Yes, that is the right idea. You have some general wavefunction describing a quantum system. You are told that when the observable corresponding to the operator A is measured, you obtain the value a₁. So, the wavefunction has collapsed into an eigenstate of A, that being $\varphi_1$. Now, assume we measure B right away (we are not given that $\varphi_1$ is a stationary state of some Hamitonian, so the system might naturally evolve if we leave it long enough, but that need not concern us.) To obtain the possible values of B in the state $\varphi_1$, you need to express this state in terms of the eigenfunctions of B. Happily, the question did that for you. So, what are the possible outcomes and their corresponding probabilities?

 

[Rookiemonster]

so the bra-ket of \varphi_{1} and \varphi_{2} should be equal to zero.

Therefore, either \varphi_{1} or \varphi_{2} needs to be zero in total.

Therefore, \chi_{1}=3 and \chi_{2}=-2 or \chi_{1}=2 \chi_{2}=3

The problem is putting these values into a squared bra-ket of \varphi_{1} and \chi_{1} yields a probability greater than one.

 

[CAF123]

so the bra-ket of \varphi_{1} and \varphi_{2} should be equal to zero.

Therefore, either \varphi_{1} or \varphi_{2} needs to be zero in total.

I am not sure what you mean by that - the bra-ket being zero is due to the orthogonality of the states, i.e $\varphi_1, \varphi_2$ are eigenstates of A with different eigenvalues, so their inner product vanishes.
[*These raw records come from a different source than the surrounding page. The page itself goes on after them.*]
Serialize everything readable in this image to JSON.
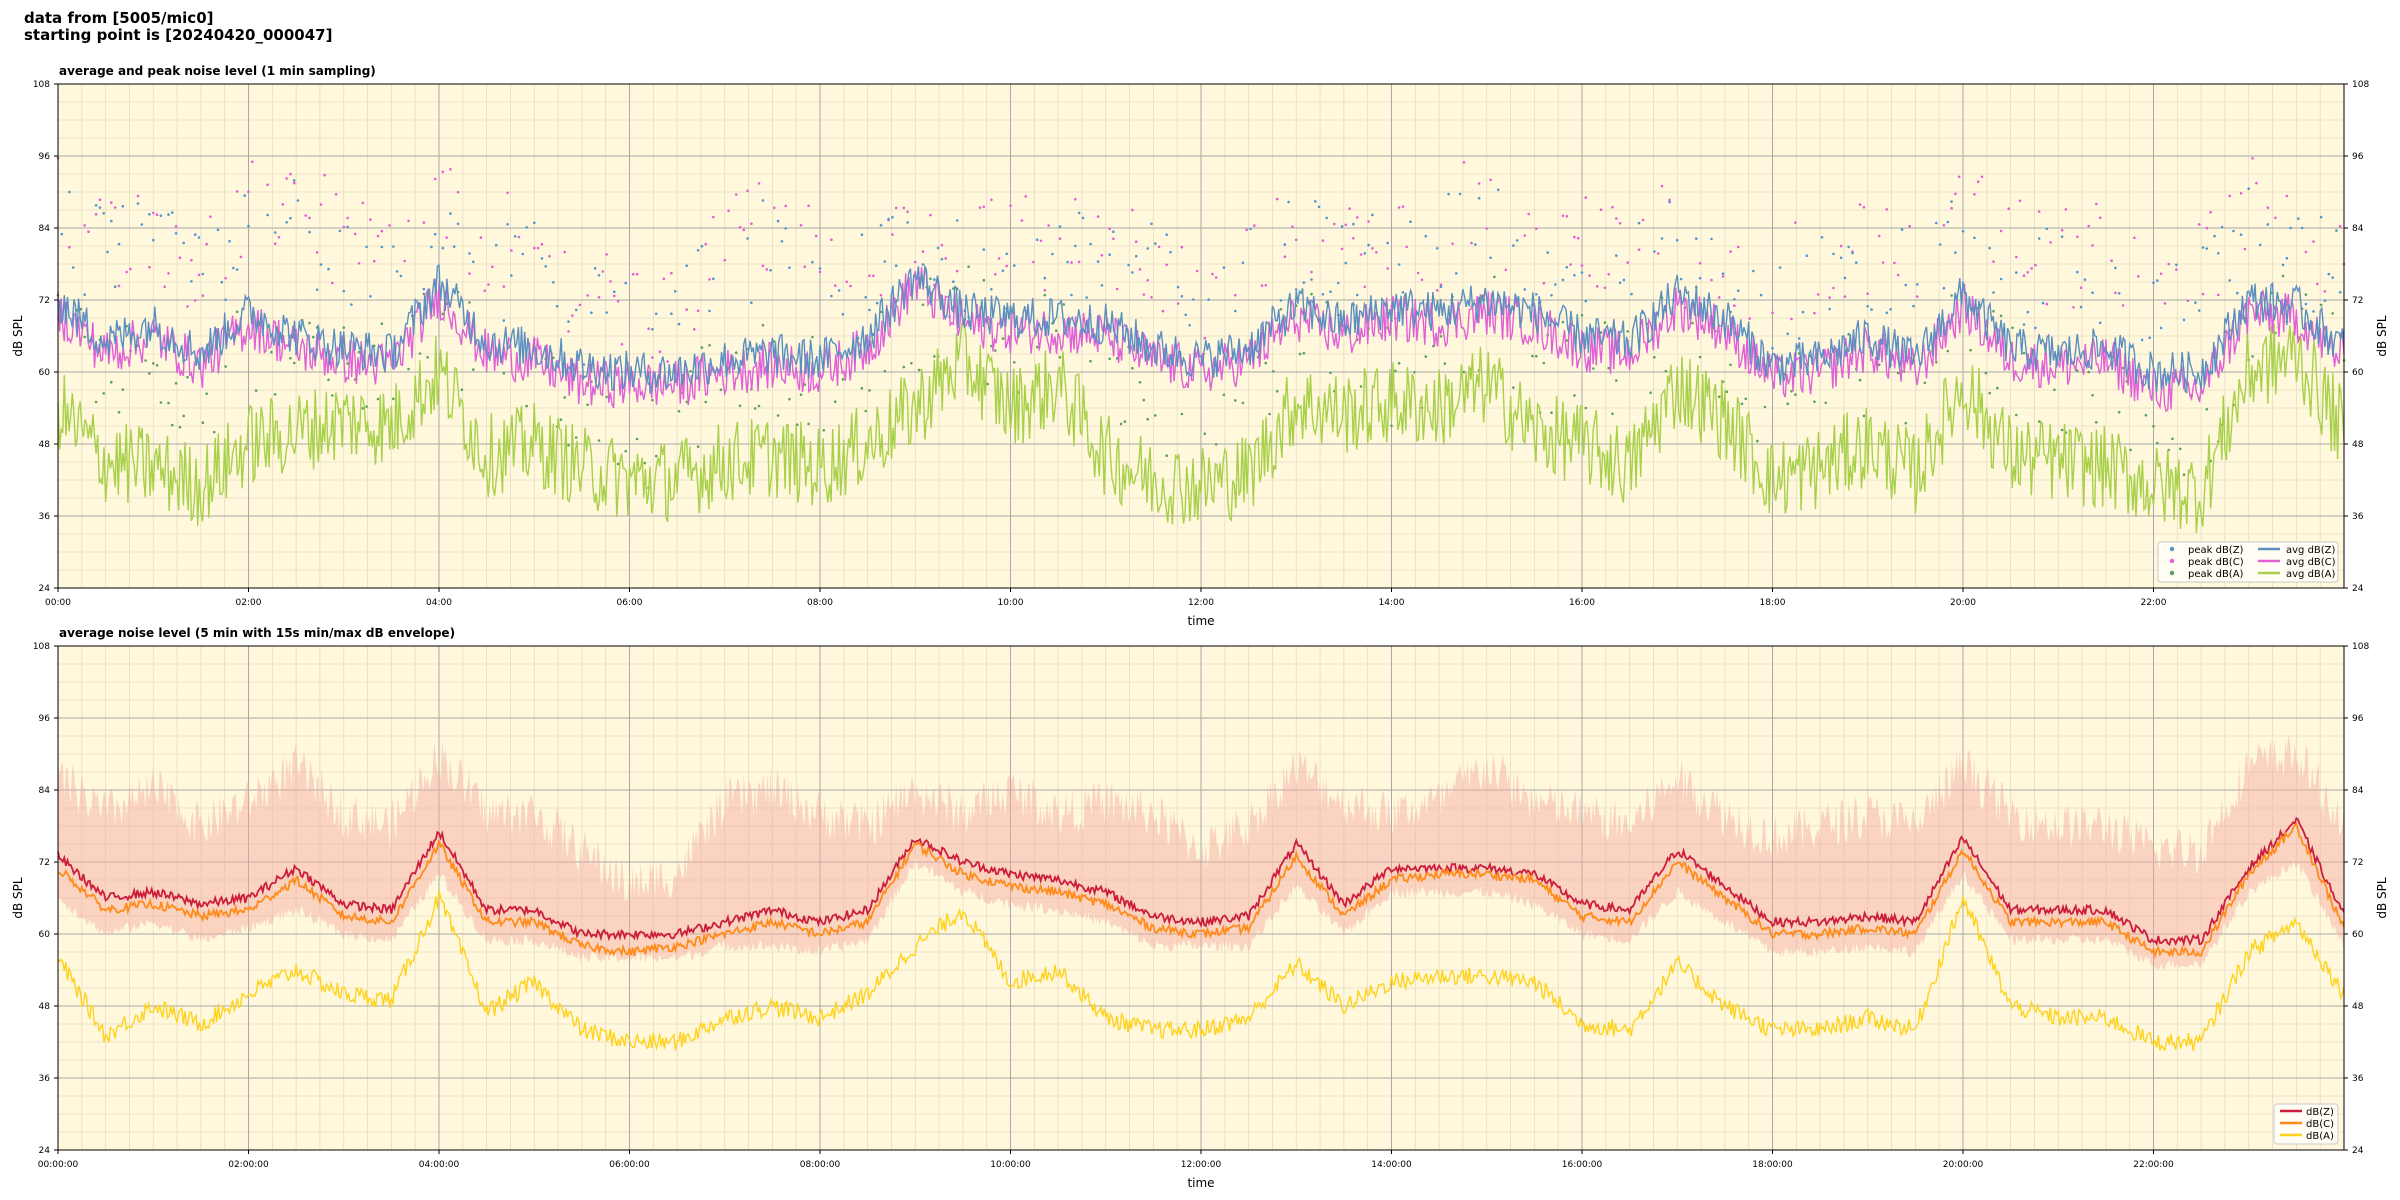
{
  "header": {
    "line1": "data from [5005/mic0]",
    "line2": "starting point is [20240420_000047]"
  },
  "colors": {
    "plot_bg": "#fff8dc",
    "grid_major": "#a9a9a9",
    "grid_minor": "#e6dcc0",
    "zpeak": "#4d96d6",
    "cpeak": "#e85bd6",
    "apeak": "#5aa05a",
    "zavg": "#5b8fc0",
    "cavg": "#e060d8",
    "aavg": "#a8d04a",
    "z5": "#cc1e3c",
    "c5": "#ff8c1a",
    "a5": "#ffd21e",
    "envelope": "#f4a6a0"
  },
  "chart_data": [
    {
      "type": "line",
      "id": "top",
      "title": "average and peak noise level (1 min sampling)",
      "xlabel": "time",
      "ylabel": "dB SPL",
      "ylim": [
        24,
        108
      ],
      "xlim_hours": [
        0,
        24
      ],
      "y_ticks": [
        "24",
        "36",
        "48",
        "60",
        "72",
        "84",
        "96",
        "108"
      ],
      "x_ticks": [
        "00:00",
        "02:00",
        "04:00",
        "06:00",
        "08:00",
        "10:00",
        "12:00",
        "14:00",
        "16:00",
        "18:00",
        "20:00",
        "22:00"
      ],
      "grid": true,
      "legend_position": "lower-right",
      "legend": [
        "peak dB(Z)",
        "peak dB(C)",
        "peak dB(A)",
        "avg dB(Z)",
        "avg dB(C)",
        "avg dB(A)"
      ],
      "x_hours": [
        0,
        0.5,
        1,
        1.5,
        2,
        2.5,
        3,
        3.5,
        4,
        4.5,
        5,
        5.5,
        6,
        6.5,
        7,
        7.5,
        8,
        8.5,
        9,
        9.5,
        10,
        10.5,
        11,
        11.5,
        12,
        12.5,
        13,
        13.5,
        14,
        14.5,
        15,
        15.5,
        16,
        16.5,
        17,
        17.5,
        18,
        18.5,
        19,
        19.5,
        20,
        20.5,
        21,
        21.5,
        22,
        22.5,
        23,
        23.5,
        24
      ],
      "series": [
        {
          "name": "avg dB(Z)",
          "key": "zavg",
          "values": [
            72,
            65,
            68,
            63,
            70,
            66,
            64,
            63,
            75,
            65,
            64,
            61,
            60,
            60,
            62,
            63,
            62,
            66,
            76,
            70,
            69,
            69,
            68,
            64,
            62,
            64,
            71,
            68,
            71,
            70,
            72,
            70,
            66,
            65,
            73,
            69,
            61,
            62,
            66,
            62,
            73,
            64,
            63,
            64,
            60,
            60,
            72,
            71,
            64
          ]
        },
        {
          "name": "avg dB(C)",
          "key": "cavg",
          "values": [
            70,
            63,
            66,
            61,
            68,
            64,
            62,
            61,
            73,
            63,
            62,
            58,
            58,
            58,
            60,
            61,
            60,
            64,
            75,
            68,
            67,
            67,
            66,
            62,
            60,
            62,
            69,
            66,
            69,
            68,
            70,
            68,
            64,
            63,
            71,
            67,
            59,
            60,
            64,
            60,
            71,
            62,
            61,
            62,
            57,
            57,
            70,
            69,
            62
          ]
        },
        {
          "name": "avg dB(A)",
          "key": "aavg",
          "values": [
            54,
            45,
            44,
            41,
            48,
            50,
            52,
            51,
            60,
            46,
            48,
            44,
            42,
            42,
            45,
            46,
            44,
            48,
            54,
            62,
            54,
            58,
            46,
            42,
            41,
            43,
            55,
            53,
            55,
            54,
            58,
            50,
            48,
            44,
            58,
            52,
            42,
            44,
            48,
            43,
            58,
            46,
            45,
            44,
            41,
            40,
            60,
            63,
            50
          ]
        },
        {
          "name": "peak dB(Z)",
          "key": "zpeak",
          "values": [
            84,
            78,
            80,
            75,
            82,
            86,
            76,
            74,
            85,
            78,
            76,
            70,
            66,
            67,
            78,
            80,
            76,
            74,
            82,
            76,
            80,
            78,
            78,
            76,
            72,
            76,
            82,
            80,
            76,
            80,
            86,
            78,
            78,
            76,
            80,
            76,
            72,
            74,
            78,
            76,
            82,
            78,
            74,
            76,
            72,
            72,
            84,
            80,
            74
          ]
        },
        {
          "name": "peak dB(C)",
          "key": "cpeak",
          "values": [
            88,
            82,
            84,
            78,
            86,
            90,
            80,
            78,
            88,
            82,
            80,
            74,
            68,
            69,
            82,
            84,
            80,
            76,
            84,
            78,
            82,
            80,
            82,
            80,
            74,
            78,
            86,
            84,
            78,
            82,
            90,
            80,
            82,
            80,
            84,
            80,
            76,
            78,
            82,
            80,
            86,
            82,
            78,
            80,
            76,
            76,
            88,
            84,
            78
          ]
        },
        {
          "name": "peak dB(A)",
          "key": "apeak",
          "values": [
            70,
            60,
            58,
            52,
            64,
            66,
            62,
            60,
            72,
            58,
            60,
            54,
            48,
            50,
            60,
            62,
            58,
            60,
            66,
            70,
            64,
            66,
            58,
            56,
            52,
            56,
            66,
            64,
            60,
            64,
            70,
            62,
            62,
            58,
            68,
            64,
            54,
            56,
            60,
            56,
            68,
            60,
            58,
            56,
            50,
            48,
            70,
            72,
            60
          ]
        }
      ]
    },
    {
      "type": "line",
      "id": "bottom",
      "title": "average noise level (5 min with 15s min/max dB envelope)",
      "xlabel": "time",
      "ylabel": "dB SPL",
      "ylim": [
        24,
        108
      ],
      "xlim_hours": [
        0,
        24
      ],
      "y_ticks": [
        "24",
        "36",
        "48",
        "60",
        "72",
        "84",
        "96",
        "108"
      ],
      "x_ticks": [
        "00:00:00",
        "02:00:00",
        "04:00:00",
        "06:00:00",
        "08:00:00",
        "10:00:00",
        "12:00:00",
        "14:00:00",
        "16:00:00",
        "18:00:00",
        "20:00:00",
        "22:00:00"
      ],
      "grid": true,
      "legend_position": "lower-right",
      "legend": [
        "dB(Z)",
        "dB(C)",
        "dB(A)"
      ],
      "x_hours": [
        0,
        0.5,
        1,
        1.5,
        2,
        2.5,
        3,
        3.5,
        4,
        4.5,
        5,
        5.5,
        6,
        6.5,
        7,
        7.5,
        8,
        8.5,
        9,
        9.5,
        10,
        10.5,
        11,
        11.5,
        12,
        12.5,
        13,
        13.5,
        14,
        14.5,
        15,
        15.5,
        16,
        16.5,
        17,
        17.5,
        18,
        18.5,
        19,
        19.5,
        20,
        20.5,
        21,
        21.5,
        22,
        22.5,
        23,
        23.5,
        24
      ],
      "series": [
        {
          "name": "dB(Z)",
          "key": "z5",
          "values": [
            73,
            66,
            67,
            65,
            66,
            71,
            65,
            64,
            77,
            64,
            64,
            60,
            60,
            60,
            62,
            64,
            62,
            64,
            76,
            72,
            70,
            69,
            67,
            63,
            62,
            63,
            75,
            65,
            71,
            71,
            71,
            70,
            65,
            64,
            74,
            68,
            62,
            62,
            63,
            62,
            76,
            64,
            64,
            64,
            59,
            59,
            71,
            79,
            63
          ]
        },
        {
          "name": "dB(C)",
          "key": "c5",
          "values": [
            71,
            64,
            65,
            63,
            64,
            69,
            63,
            62,
            75,
            62,
            62,
            58,
            57,
            58,
            60,
            62,
            60,
            62,
            75,
            70,
            68,
            67,
            65,
            61,
            60,
            61,
            73,
            63,
            69,
            70,
            70,
            69,
            63,
            62,
            72,
            66,
            60,
            60,
            61,
            60,
            74,
            62,
            62,
            62,
            57,
            57,
            70,
            78,
            61
          ]
        },
        {
          "name": "dB(A)",
          "key": "a5",
          "values": [
            56,
            43,
            48,
            45,
            50,
            54,
            50,
            49,
            66,
            47,
            52,
            44,
            42,
            42,
            46,
            48,
            46,
            50,
            58,
            64,
            52,
            54,
            46,
            44,
            44,
            46,
            55,
            48,
            52,
            53,
            53,
            52,
            45,
            44,
            55,
            48,
            44,
            44,
            46,
            44,
            66,
            48,
            46,
            46,
            42,
            42,
            57,
            62,
            50
          ]
        },
        {
          "name": "max envelope",
          "key": "envelope",
          "values": [
            86,
            80,
            84,
            78,
            82,
            88,
            80,
            78,
            90,
            80,
            80,
            74,
            68,
            70,
            82,
            84,
            80,
            78,
            84,
            80,
            84,
            80,
            82,
            80,
            74,
            78,
            88,
            82,
            80,
            82,
            88,
            82,
            80,
            78,
            86,
            80,
            76,
            78,
            80,
            78,
            88,
            80,
            78,
            78,
            74,
            74,
            88,
            90,
            78
          ]
        },
        {
          "name": "min envelope",
          "key": "envelope",
          "values": [
            66,
            60,
            62,
            59,
            61,
            64,
            60,
            59,
            70,
            59,
            59,
            56,
            56,
            56,
            58,
            58,
            57,
            59,
            72,
            67,
            65,
            64,
            62,
            58,
            58,
            58,
            68,
            60,
            67,
            67,
            67,
            65,
            60,
            59,
            67,
            62,
            57,
            57,
            58,
            57,
            70,
            59,
            59,
            59,
            55,
            55,
            67,
            72,
            58
          ]
        }
      ]
    }
  ]
}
Therefore, \chi_{1}=3 and \chi_{2}=-2 or \chi_{1}=2 \chi_{2}=3

The $\chi_i$ and $\varphi_i$ need not be identically equal to a constant always. I'll start you off on the right track: You were given that A is measured and the result $a_1$ found. This means your system is now in the eigenstate $\varphi_1$. Now you measure B while the system is in this state. To find the possible values of B, you must decompose $\varphi_1$ into the eigenstates of B (the $\chi_i$). So $\varphi_1 = c_1 \chi_1 + c_2 \chi_2$. If the state is normalized, then $|c_1|^2 + |c_2|^2 = 1$ and so the interpretation is that the $c_i$ are the possible outcomes of B in the state $\varphi_1$ and $|c_i|^2$ is the corresponding probability. Since you must measure some value of B, these probabilities must add up to 1, as you can also check.

 

[Rookiemonster]

Are you are a hero. I hadn't thought to use the probability of coefficients.